Dodam, że ostatnie 10 minut filmu sobie odpuściłam bo już mnie głowa bolała, oraz oglądałam na raty bo wszystkie sprzeczności nie mieściły mi się w głowie.
Aha no i wątek w którym Charles z przeszłości rozmawia z Charlsem z przyszłości i ten mu mówi: Don't give up! xD Rozboiło mnie to na łopatki już całkowicie.
Jak lubiłam X-Menów, głównie animowanych to tam było więcej sensu niż w tym filmie. Pozdrawiam :)

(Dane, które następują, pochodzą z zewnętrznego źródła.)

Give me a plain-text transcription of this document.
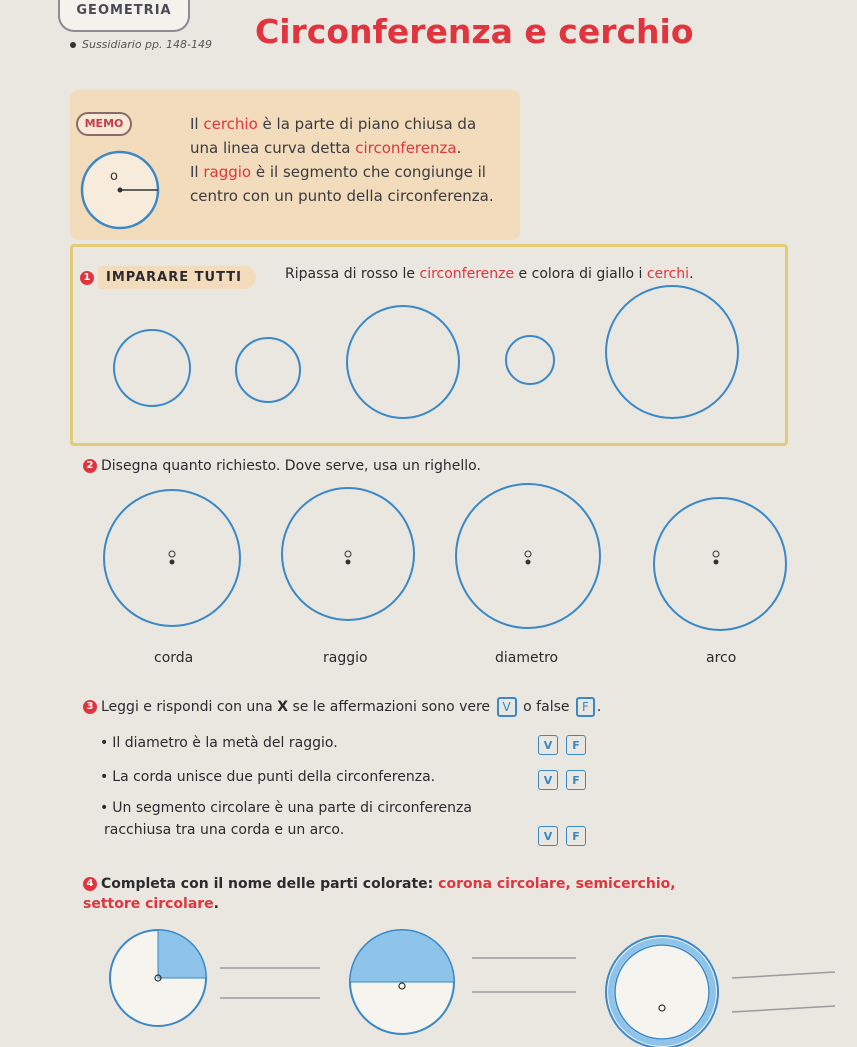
GEOMETRIA
Sussidiario pp. 148-149 Circonferenza e cerchio
MEMO
o

Il cerchio è la parte di piano chiusa da

una linea curva detta circonferenza.

Il raggio è il segmento che congiunge il

centro con un punto della circonferenza.

1	IMPARARE TUTTI	Ripassa di rosso le circonferenze e colora di giallo i cerchi.
2 Disegna quanto richiesto. Dove serve, usa un righello.
corda	raggio	diametro	arco
3 Leggi e rispondi con una X se le affermazioni sono vere V o false F .
• Il diametro è la metà del raggio.	V	F
• La corda unisce due punti della circonferenza.	V	F
• Un segmento circolare è una parte di circonferenza
racchiusa tra una corda e un arco.	V	F
4 Completa con il nome delle parti colorate: corona circolare, semicerchio,
settore circolare.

"Logan cofnął się w czasie aby zapobiec wojnie i powstaniu maszyn, które ich ścigają i zabijają, a więc nie rozumiem dlaczego nie pozwolili Raven zabić Traska, który przecież stworzył te maszyny. Jakby zabiła gościa, nie było by maszyn." - serio ? najwyraźniej nie oglądałaś uważnie, właśnie przez to że Raven zabiła Traska rząd powołał do życia Sentinele i dlatego Logan cofnął się w czasie by wraz z Młodym Xavieremi i Ericiem ją powstrzymać, poza tym pod koniec widać że Sentinele (w przyszłości) znikają gdy Raven decyduje się nie strzelać do Traska, chodziło o to by nie zrobić z mutantów wrogów publicznych
"I po co Magneto przyciągnął ten stadion? xD Tego nigdy nie pojmę!" - by żaden z przywódców nie mógł uciec
dzięki za wyjaśnienie, chociaż i tak fabuła wydaje mi się zawiła jak dla mnie ;) masz rację, że może trochę oglądałam nie uważnie bo film mnie nudził. nie siedzę tak głęboko w temacie x-menów jak zagłębiam się w avengersów.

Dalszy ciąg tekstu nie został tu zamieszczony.